Regular price £22.00

French avant garde classic originally released in 1972 on the cult independent jazz label Fortuna, now reissued by Souffle Continu records. Though not as far out, It makes for a great companion piece to the aforementioned Le Massacre Du Printemps released only a few months previously on the same label. Here Jef Gilson is back behind his keyboards heading up his Unit, who were joined by Sahib Shihab, the revered American saxophonist who had previously played with Weston, Gillespie and Coltrane, and had at the time settled in Europe. To mark this special occasion, he put aside his baritone saxophone to play a soprano varitone (on ‘Mirage I’ and ‘Mirage II’. The amplified instrument, while losing nothing of its natural sound, was capable of generating the same presence as Gilson’s electronic keyboards. To make things even more interesting, Gilson and Pierre Moret (usually behind his organ) took turn playing the Ondioline, an electronic keyboard invented in 1941 but apparently never used before in a jazz set-up (it has an unusual feature: it is suspended on special springs which makes it possible to introduce a natural vibrato if the player moves the keys from side to side with his playing hand, resulting in an almost human-like vibrato).

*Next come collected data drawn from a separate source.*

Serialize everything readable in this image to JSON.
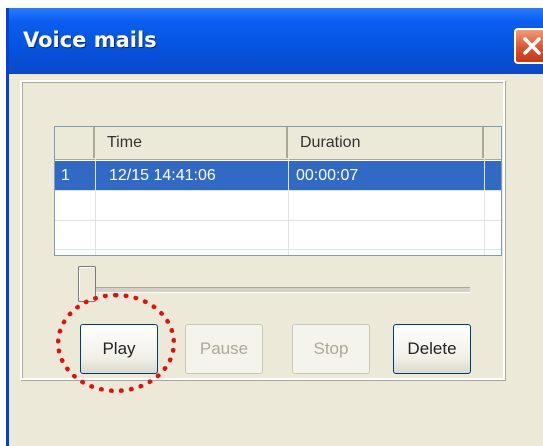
{
  "window": {
    "title": "Voice mails"
  },
  "table": {
    "columns": [
      "",
      "Time",
      "Duration"
    ],
    "rows": [
      {
        "index": "1",
        "time": "12/15 14:41:06",
        "duration": "00:00:07",
        "selected": true
      }
    ]
  },
  "controls": {
    "play": "Play",
    "pause": "Pause",
    "stop": "Stop",
    "delete": "Delete"
  },
  "slider": {
    "position_fraction": 0.0
  },
  "colors": {
    "titlebar": "#0553e0",
    "selection": "#316ac5",
    "callout": "#e01010",
    "close": "#d9542f"
  }
}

And it would change the face of modal jazz: in a forest of percussion, Shihab and Gilson go on a sensual stroll in the desert, the caravan passes by, evoking Pharoah Sanders and Alice Coltrane as much Pierre Henry and Karlheinz Stockhausen. Truly unique stuff. Lovingly remastered from the master tapes, the sound on this vinyl reissue is absolutely spot on and dead quiet, which is essential with such music that uses a lot of quiet/loud dynamics. Much more than an oddity, this real treasure of spiritual / modal jazz which has now become more widely available, some fifty years after its original release.